Let me say here unequivocally that there is no god but God, that Muhammad is His Servant and Messenger, that Islam is my religion, and that I’ll not abandon it for anything in this world! Just because times get hard, or because Islam and Muslims are being portrayed badly, or whatever! However, some would not look at it this way, they would still see it as a “choice” to be oppressed a “choice” to be treated badly, because if I didn’t “choose” to be a Muslim, then this wouldn’t happen to me.

Regarding blindness, people usually are ignorant and harbor stereotypes about what they don’t know.
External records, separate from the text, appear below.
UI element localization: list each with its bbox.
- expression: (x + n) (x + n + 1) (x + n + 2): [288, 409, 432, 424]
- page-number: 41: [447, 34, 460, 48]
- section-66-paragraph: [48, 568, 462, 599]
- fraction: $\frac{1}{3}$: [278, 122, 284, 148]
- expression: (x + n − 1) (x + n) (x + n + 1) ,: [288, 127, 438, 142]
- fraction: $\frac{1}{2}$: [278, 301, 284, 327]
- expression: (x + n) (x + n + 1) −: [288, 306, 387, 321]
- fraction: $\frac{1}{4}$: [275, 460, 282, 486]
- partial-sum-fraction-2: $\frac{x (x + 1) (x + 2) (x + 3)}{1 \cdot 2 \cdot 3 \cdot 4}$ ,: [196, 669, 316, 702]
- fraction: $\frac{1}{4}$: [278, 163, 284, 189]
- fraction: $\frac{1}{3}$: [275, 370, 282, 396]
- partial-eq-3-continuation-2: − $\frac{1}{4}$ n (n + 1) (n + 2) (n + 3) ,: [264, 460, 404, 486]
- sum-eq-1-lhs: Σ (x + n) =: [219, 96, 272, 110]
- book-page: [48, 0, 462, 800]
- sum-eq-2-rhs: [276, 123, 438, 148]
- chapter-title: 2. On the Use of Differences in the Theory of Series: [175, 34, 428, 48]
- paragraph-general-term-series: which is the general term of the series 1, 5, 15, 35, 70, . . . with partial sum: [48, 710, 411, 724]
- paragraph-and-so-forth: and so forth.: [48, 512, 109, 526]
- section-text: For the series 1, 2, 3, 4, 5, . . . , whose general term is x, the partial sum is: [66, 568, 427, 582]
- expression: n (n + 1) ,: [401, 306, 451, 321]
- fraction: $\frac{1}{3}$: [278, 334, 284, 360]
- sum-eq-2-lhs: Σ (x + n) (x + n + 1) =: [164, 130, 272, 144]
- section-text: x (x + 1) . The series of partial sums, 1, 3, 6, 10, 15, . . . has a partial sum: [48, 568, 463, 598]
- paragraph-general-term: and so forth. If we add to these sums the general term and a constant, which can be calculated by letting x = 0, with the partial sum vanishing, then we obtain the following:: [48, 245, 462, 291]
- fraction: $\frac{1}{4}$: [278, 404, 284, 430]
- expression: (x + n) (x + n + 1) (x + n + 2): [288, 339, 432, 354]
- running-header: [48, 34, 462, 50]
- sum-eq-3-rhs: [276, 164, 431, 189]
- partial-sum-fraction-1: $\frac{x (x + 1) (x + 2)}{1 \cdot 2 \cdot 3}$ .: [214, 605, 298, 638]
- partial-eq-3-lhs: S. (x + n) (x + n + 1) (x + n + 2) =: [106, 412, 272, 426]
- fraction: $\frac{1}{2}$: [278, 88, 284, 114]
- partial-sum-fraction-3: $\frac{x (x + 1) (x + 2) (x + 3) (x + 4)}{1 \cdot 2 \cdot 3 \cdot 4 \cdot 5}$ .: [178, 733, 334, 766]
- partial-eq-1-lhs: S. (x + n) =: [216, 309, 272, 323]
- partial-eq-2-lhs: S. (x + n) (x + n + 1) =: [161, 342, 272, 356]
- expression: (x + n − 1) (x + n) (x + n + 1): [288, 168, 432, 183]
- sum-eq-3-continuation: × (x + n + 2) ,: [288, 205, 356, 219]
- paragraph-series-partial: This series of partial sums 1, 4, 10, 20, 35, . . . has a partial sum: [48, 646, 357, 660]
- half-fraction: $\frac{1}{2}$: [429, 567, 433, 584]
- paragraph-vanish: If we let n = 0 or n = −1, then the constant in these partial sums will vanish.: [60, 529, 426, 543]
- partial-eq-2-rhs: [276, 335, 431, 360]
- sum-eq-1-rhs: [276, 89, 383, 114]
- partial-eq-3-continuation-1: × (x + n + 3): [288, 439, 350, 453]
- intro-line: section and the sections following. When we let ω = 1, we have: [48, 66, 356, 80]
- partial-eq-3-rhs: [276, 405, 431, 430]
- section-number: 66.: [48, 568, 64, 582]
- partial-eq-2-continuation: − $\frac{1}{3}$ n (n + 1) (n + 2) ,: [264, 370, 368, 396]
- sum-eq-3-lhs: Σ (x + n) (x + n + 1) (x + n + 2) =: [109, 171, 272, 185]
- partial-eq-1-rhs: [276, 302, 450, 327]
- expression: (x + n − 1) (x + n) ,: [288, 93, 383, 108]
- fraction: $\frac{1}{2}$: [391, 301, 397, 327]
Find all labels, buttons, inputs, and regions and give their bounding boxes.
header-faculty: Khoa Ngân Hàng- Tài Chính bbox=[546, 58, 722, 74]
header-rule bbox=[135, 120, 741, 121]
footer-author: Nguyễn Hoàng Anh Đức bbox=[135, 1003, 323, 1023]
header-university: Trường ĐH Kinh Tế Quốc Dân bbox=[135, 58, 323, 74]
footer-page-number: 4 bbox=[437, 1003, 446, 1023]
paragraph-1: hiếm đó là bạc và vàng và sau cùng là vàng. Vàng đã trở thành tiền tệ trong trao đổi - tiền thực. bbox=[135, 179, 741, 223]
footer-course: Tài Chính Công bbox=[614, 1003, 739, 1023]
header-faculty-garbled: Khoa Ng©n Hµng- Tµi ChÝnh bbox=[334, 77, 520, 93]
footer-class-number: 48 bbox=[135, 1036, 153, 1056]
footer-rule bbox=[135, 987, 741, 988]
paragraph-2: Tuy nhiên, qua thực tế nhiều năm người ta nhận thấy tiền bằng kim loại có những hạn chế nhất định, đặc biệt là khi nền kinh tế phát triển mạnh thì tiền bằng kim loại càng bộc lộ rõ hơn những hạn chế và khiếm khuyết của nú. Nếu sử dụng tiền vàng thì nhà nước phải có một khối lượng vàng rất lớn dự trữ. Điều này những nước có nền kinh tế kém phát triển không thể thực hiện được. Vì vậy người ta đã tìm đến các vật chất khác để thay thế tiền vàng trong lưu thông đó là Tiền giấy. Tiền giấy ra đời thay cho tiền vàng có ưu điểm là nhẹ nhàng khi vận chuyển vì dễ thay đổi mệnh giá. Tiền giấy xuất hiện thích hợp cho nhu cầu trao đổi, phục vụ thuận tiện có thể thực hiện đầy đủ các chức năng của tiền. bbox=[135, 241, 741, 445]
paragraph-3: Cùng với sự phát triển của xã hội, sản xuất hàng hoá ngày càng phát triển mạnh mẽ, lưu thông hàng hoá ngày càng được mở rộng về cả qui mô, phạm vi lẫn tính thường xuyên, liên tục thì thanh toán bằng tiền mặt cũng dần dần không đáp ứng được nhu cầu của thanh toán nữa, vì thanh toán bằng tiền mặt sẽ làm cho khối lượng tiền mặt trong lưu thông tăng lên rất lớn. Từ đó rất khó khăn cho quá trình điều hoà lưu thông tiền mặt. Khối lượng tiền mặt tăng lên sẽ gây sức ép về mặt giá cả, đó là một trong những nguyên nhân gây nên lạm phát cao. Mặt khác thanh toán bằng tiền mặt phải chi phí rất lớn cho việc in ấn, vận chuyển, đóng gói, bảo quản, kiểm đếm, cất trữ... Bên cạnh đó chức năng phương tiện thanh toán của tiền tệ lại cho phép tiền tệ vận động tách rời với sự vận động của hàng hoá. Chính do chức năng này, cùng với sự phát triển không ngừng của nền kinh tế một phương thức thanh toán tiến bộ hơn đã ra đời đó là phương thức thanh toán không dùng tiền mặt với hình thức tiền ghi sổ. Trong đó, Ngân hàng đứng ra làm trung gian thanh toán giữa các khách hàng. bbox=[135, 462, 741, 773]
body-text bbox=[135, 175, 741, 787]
And as regards blindness, they try to imagine what they would do, if they were blind, they would think that they’d not be able to do things for themselves or to live independently if they were totally blind or visually impaired in some way. However, what they don’t take into account is that many blind people, whether born so or losing their vision later in life, have usually had a long time to master living in a sighted world without sight.

What I wanted to say is that there are many white people who recognize their privilege and who are struggling with that, and who are also trying to irradicate racism and prejudice both within themselves and others. And there are sighted and non-disabled people who are not only cognissant of the fact that blind and disabled people are quite capable and intelligent people, but they are also campaigning tirelessly for the rights and dignity of the disabled to live as full, equal, and independent citizens.

Regarding Obama, I support him but I don’t feel he is a “Messiah” or anything, he’s a politician first and foremost and out of the viable candidates that we have, he’s the least harmful or appears to be so, among the three, himself, McCain and Clinton. However, assuming he gets the Democratic nomination, I’m not sure if he’ll get the Presidency in November. And if Hillary gets the nomination, well, I couldn’t in good conscience vote for her, and again, she’d lose the election to McCain anyway, because she’s got so many negatives going for her.

So anyway, hopefully this clarifies some things. Time to get outside and enjoy the day!